As to the definition of Responsible Government, May asserts that it means that “individual MPs are elected to be responsible to their constituents.” She is completely and utterly wrong. The definition of Responsible Government is that the government – meaning cabinet – is responsible to the elected legislature, meaning that it must have the confidence of that legislature in order to function and govern. May is also wrong when she claims that parties are not an essential ingredient to a Westminster parliamentary democracy, and that they are not necessary or a desirable part of Responsible Government. She’s wrong – they are actually an essential part.
Political parties are essential because they are the vehicles by which a government gains and maintaining the confidence of the legislature.

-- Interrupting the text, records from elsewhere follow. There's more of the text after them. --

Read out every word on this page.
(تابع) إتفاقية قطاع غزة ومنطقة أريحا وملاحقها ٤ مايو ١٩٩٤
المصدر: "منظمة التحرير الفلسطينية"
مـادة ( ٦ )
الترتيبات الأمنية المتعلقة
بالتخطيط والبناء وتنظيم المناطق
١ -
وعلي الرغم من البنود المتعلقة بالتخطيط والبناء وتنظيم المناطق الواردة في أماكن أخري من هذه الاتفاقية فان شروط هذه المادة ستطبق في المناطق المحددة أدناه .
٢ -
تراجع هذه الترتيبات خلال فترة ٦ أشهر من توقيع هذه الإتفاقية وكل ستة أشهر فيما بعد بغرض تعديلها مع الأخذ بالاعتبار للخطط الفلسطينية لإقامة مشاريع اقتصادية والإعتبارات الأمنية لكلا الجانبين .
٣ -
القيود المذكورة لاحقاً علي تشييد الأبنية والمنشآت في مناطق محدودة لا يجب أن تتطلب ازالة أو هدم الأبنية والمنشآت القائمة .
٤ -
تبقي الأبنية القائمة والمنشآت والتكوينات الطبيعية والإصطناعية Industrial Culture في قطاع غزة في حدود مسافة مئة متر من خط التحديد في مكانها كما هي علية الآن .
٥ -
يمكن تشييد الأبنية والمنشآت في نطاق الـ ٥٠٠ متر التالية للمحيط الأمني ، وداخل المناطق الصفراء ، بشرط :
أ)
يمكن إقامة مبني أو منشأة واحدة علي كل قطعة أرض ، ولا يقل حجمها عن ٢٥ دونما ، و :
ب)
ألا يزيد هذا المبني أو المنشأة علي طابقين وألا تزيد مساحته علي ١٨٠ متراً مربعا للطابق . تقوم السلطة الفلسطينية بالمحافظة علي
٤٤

In order for a government to achieve confidence, they need to be certain that they have the votes to support it, and the best and easiest way to do that is with a party to support them. If we didn’t have parties, a government would need to resort to other means to getting enough MPs to support them on a confidence vote, which would certainly mean bribery in one form or another, whether it’s promises for spending in their ridings, patronage appointments, or trading in other favours. Parties can ameliorate some of this with the internal horse-trading that balances different regional and sectoral interests within their ranks, but the fact that we don’t see line items dedicated to paving roads in certain constituencies or a lot of bridges to nowhere shows that the party system is working.
To that extent, May is also wrong when she says that Sir John A. Macdonald had no control over MPs in his own caucus when he referred to them as “loose fish.” What May seems blind to is that the mechanisms of control are different today than they were in 1867, and at that time, those mechanisms had more to do with patronage, given that we had a civil service that relied entirely on partisan appointments and an understanding between parties that they would each get their turn to fill its ranks when each other formed government. That the whip was not as evident then as it is today doesn’t mean that it wasn’t employed – it was simply done by different means.
May is also wrong of her characterization of the changes made in the 1970 to the Elections Act, when political parties first appeared on the ballot, because she ignores that there were problems with the former way that ballots worked when they would list the candidates’ names, addresses and occupations rather than party affiliations. Yes, the problem that arose from these changes involved the party leader needing to sign off on nomination forms, but that was seen as the compromise to keep the Chief Electoral Officer from being dragged into nomination fights.
Lastly, May is also wrong in when the changes to party leadership selection happened that broke the means by which a caucus could hold their leaders to account. Those changes date back to the Liberal Party leadership in 1919, not the latter part of the 20th century, and party leaders have been slowly centralizing power ever since. The abolition of parties will not solve this problem – restoring the selection of leaders to the caucus will.
While May certainly has the respect of parliamentarians for her knowledge of our democratic system, the litany of egregious errors in this piece should be cautionary as to how much faith one should put in her assertions. That she gets the very basics wrong is a troubling sign.
Dale, you are full of shit. Take a look at the Legislatiors of the NWT and Nunavut. They operate the Westminster system without recognized parties. Give yourself a shake. You are only an expert in your own mind!
Hi William,
Nunavut and NWT are adaptations of the Westminster system that only work without recognized parties because they are extremely small, and because they have the added cultural component of local Indigenous populations that are more used to consensus decision making without a lot of diversity of opinion, something which is not applicable federally and in no way could scale up effectively to a chamber of 338 MPs. If you think otherwise, you need to give yourself a shake.
I don’t think so. I have lived in both territories and have seen it in operation. It works. You are just full of hot air. You need to start breathing air outside of the Ottawa gallery bubble!